19-Striking a Right Balance between Parents and Children.

The instrument Veena is as ancient as the Vedas. Once Gautam Buddha asked his disciple, Do you know to play  Veena?  The disciple said. Yes Master. Buddha came up with the next question asking him whether it is fine  if the strings are tied very tight so that it produces a melodious sound. The disciple said. No Master, the  strings should be tied neither too tight nor too loose.  Loose strings will make sound the instrument out of  tune. So the strings are to be tied in such a way that they are neither too loose nor too tight to sound in perfect tune and melody. Buddha continued  to say that we should keep the strings of life neither too loose  nor too tight, a harmonious balance is just right.

Great Saint Pramukh Swami Maharaj says that parents should strive to apply this principle of balance to  their parenting approach. Parents should ask themselves, “While teaching my children am I too strict, or am I too permissive ? Parents has to strike a harmonious balance between being strict and being permissive by practising empathy and loving discipline when needed.

Parents want the best for their children and at times set high standards for their kids, which they  themselves could  not achieve. The mentality is “Do as I say and Not As I do”. This attitude creates many problems in a child’s development. CHILDREN MIRROR THEIR PARENTS.

Some shocking statistics

  • Alcoholism runs in families. Children of alcoholics are four times more likely than others to become  alcoholics. Do you want your kids to turn an alcoholic when he grows up ?..If NO, then stop this habit immediately so that the next generation is saved along with your generation.
  • A 20 year study show that children of parents who engage in domestic violence are much more likely to  engage in violence in their own marriage.
  • Studies show that educated parents instill patterns of thinking and early reading instruction that form a vital foundation for later learning.

How to improve ?

Consider this perspective from the Nobel Prize Winner Rabindranath Tagore “There is none more unfortunate than the child who gets his every demand. A child needs to learn  that nothing comes free in this world-you have to work and earn for what you want. When a child asks for something today’s parent pulls some money from his pocket and the wish is granted for the kid almost  immediately. Our parents were not like this. They have to buy for all the kids if at all they plan to buy. They made us understand the value of money and how difficult it is to earn money. There are more than two children in any home in those days. But now, there is this only son/daughter family or two kids maximum and whatever they ask, without thinking we buy it for them. How will they know the value of money ?

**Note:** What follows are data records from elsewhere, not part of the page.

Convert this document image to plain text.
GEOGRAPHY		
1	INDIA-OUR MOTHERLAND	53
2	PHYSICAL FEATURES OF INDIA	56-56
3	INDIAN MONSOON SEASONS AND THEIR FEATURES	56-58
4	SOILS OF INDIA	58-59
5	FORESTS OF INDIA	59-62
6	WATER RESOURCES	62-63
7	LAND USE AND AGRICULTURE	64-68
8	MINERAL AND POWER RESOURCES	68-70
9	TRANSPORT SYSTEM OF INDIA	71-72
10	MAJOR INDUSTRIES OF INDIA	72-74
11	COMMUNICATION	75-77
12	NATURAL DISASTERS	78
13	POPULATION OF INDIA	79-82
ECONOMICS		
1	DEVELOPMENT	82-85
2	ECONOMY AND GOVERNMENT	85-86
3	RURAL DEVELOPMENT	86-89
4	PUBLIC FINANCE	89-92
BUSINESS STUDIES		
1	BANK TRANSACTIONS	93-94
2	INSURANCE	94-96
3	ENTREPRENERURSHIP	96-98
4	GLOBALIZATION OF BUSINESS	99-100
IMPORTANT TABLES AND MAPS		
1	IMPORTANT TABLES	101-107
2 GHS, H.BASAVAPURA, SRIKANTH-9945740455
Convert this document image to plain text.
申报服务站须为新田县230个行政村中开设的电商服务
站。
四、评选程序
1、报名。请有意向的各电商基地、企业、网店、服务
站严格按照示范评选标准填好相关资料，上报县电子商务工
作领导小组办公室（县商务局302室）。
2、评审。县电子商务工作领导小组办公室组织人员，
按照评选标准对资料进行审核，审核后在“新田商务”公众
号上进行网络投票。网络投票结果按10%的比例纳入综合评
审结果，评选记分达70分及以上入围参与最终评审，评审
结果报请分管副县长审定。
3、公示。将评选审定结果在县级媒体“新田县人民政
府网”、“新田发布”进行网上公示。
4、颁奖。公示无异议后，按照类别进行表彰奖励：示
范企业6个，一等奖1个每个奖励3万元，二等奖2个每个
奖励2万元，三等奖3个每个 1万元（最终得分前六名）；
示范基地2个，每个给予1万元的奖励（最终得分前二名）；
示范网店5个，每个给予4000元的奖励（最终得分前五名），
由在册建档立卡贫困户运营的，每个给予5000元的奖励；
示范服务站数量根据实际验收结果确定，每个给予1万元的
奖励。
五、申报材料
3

Our cultural and religious identity is our precious heritage. Raise children to follow our religious heritage and values.

Take time to introspect and analyse and improve yourself.

Identify your positive attributes, which you would be proud to pass on your children, as well as traits which you would not wish to pass on to your children. Become a positive Role Model for your kid.

Limit negative influences in your child’s environment by monitoring their television viewing, friends and  internet usage.

Create a tradition of buying children captivating books for their birthday

Set loving and firm limits to help children differentiate between acceptable and unacceptable  behavior.

Parents should encourage and motivate to excel the kids in their education. If the child doesn’t perform  well, do not belittle him with negative comments such as “You failed ! You are fool !” We have tried all  these words. No improvement. So let us try the opposite way. Let us say ” Don’t worry, my dear. You  did learn a substantial amount, but there is still room to improve. You can always try again. God will give you the strength”. You are going to be the limelight in your class on your next exam results” Wait and Watch.. (Definitely this approach works.. 🙂 )

Let there be a family meal time, Prayer time and bedtime talks between all the members of the family.

GOD HAS GIVEN PARENTS THE ROLE TO GUIDE CHILDREN, But MORE THAN WORDS, CHILDREN LEARN FROM OUR ACTIONS.
Your role model as a good parent will make your kid a good parent when he/she becomes one and what is more fulfilling and achieving in your life  than this to see your kids become good human beings with all positive traits like love,compassion, discipline etc..etc. If you are loving towards them, then they will learn to be kind and loving towards their family, friends and community. They also mature emotionally and socially. Its all in your hands to develop balanced and happy children.